Carbohydrates which you will get from foods of these non-refined groups will not turn to fat nearly so readily. June 11, 2012 By Vanessa Romero 19 Comments I’ve been an ardent supporter of a low-carb lifestyle for the better part of the past decade. These days, however, my adherence to a low-carb lifestyle is less about how I look on the outside and more about the health of my insides. For the general population, studies have found that those following a low-carb plan have actually lost less muscle mass than their low-fat counterparts even without exercise. I’ve lived this low-carb lifestyle for a decade plus a few years and have no anticipation of living any other way.
I first tried the low carb diet several years ago with my daughter, and lost about 15 pounds the first month — but then life events happened, I went off the diet and never went back until last fall, when I learned that I am now a Type 2 diabetic. While eating low carb is a struggle at times, especially when cooking for a family that CAN and WANTS to eat carbs, I no longer feel like I am being deprived of favorite foods. I just wanted to post how happy I am that there is more support and information now for low carb dieters.


Not low carb though it would be without the bun – but I always have burger patties and buns on hand, also crumbed fish wedges for quick fish and salad. The reason for this misconception may be that eating carbohydrates raises insulin, which then lowers blood sugar. Foods containing carbohydrates can’t be cut off a healthy diet because they provide fiber, sugars, and starches, which supply energy to the body in the form of glucose (blood sugar), which is the energy source for human cells, tissues, and organs. As an experienced low-carber, I thought it was high time I did a little series on my nutritional lifestyle. In fact, there are some studies that actually show that low-carb diets actually improve kidney function.

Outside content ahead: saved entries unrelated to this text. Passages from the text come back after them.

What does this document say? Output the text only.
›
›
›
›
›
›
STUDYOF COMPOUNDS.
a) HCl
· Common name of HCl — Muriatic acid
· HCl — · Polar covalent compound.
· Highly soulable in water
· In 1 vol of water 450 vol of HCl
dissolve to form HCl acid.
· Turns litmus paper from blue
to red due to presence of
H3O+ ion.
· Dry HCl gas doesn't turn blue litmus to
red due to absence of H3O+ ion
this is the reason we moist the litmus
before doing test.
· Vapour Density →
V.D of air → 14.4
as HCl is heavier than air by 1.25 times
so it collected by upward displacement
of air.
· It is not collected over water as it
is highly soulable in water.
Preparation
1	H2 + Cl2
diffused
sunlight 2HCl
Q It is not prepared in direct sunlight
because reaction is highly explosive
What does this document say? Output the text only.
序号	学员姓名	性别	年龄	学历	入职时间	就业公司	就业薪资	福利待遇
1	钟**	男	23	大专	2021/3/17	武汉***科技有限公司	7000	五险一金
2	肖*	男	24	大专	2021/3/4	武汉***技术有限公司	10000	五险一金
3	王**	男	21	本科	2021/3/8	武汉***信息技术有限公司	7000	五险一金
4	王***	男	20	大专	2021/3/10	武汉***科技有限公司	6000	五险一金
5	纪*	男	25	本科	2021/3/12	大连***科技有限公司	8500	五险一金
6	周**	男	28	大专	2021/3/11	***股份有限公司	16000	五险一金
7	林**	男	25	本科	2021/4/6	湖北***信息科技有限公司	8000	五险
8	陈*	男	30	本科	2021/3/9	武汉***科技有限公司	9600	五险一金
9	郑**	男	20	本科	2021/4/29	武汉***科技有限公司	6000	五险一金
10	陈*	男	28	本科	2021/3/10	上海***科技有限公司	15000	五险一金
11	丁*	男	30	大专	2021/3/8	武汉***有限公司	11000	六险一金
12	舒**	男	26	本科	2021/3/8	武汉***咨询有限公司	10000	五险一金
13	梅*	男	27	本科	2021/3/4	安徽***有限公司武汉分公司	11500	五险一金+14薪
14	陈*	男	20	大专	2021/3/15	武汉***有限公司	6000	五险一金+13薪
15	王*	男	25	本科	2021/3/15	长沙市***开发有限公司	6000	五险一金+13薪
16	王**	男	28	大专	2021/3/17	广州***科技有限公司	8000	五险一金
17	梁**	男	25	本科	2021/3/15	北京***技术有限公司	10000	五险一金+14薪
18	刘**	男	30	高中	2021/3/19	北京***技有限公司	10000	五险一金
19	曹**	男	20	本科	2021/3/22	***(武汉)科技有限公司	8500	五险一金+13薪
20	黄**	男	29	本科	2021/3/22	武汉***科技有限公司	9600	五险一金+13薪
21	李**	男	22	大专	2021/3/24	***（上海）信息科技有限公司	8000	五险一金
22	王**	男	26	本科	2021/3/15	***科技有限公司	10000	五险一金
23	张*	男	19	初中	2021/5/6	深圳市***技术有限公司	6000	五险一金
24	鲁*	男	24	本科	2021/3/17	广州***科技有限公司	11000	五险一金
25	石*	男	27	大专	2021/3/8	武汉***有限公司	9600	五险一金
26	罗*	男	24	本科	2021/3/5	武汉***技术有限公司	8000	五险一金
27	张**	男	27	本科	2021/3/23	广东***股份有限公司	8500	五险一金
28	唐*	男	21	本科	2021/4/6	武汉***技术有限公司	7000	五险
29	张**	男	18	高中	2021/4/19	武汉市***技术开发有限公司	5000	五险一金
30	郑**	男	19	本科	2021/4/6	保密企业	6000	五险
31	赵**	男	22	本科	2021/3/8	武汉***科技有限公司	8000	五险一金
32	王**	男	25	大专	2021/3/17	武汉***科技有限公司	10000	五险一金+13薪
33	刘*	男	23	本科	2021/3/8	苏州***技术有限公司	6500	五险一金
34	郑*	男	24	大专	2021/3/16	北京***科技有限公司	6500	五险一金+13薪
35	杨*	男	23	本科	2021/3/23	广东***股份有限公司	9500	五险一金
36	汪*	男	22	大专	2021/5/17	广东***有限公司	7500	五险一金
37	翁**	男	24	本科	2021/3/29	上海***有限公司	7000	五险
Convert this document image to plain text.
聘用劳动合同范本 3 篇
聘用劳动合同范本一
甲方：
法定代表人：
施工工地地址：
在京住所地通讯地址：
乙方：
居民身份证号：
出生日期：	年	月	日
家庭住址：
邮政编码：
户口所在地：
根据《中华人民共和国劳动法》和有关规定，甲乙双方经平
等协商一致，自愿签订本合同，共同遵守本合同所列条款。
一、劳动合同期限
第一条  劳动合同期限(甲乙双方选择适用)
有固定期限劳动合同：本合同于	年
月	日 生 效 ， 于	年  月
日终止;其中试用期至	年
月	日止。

As far as the food goes, if you have been a regular reader for even the past few months, you know the food I eat is anything but boring. The digestion of a particular carbohydrate depends upon the complexity of its molecular structure.
Recent research published in the Journal of American Medical Association shows that people following a diet low in fat and high in fruits, vegetables, and grains actually tended to lose weight, despite their heavy carb intake. Even fans of low carb diets agree that the carbohydrate level should be adjusted to the individual. Considering this, some people advocate significant reduction of carbohydrates in their diet. For reference, most experts recommend that 45% to 65% of the diet can be carbohydrates depending upon the individual.


Besides, a properly designed low-carb plan is not high protein but moderate protein which research has shown to improve satiety and support lean body mass. But diets low in carbohydrates are likely to lack essential nutrients from plant foods, so people may not get enough vitamins, minerals and fiber. So, depending on their chemical structure, there are simple (natural) and complex (man-made) carbohydrates. While the fruit list is a bit shorter than the veggie list, I indulge guilt-free in fruits that are low in sugar but high in phytonutrients.
This is my first time on your site, and I am happy to see that low carb lifestyles are becoming much more widespread.
Athletes often follow a carbohydrate-loading diet, which involves increasing the amount of carbohydrates for several days before a high-intensity endurance athletic event. Simple carbohydrates include natural food sugars (fruits, vegetables, milk products) and sugars added during food processing (cakes, sweets, sweet drinks) and refining. Complex carbohydrates include whole grain breads and cereals, starchy vegetables and legumes. A healthy diet would mean not cutting off all carbohydrates, but to avoid foods with added sugars as they are usually high in calories and low in nutrients.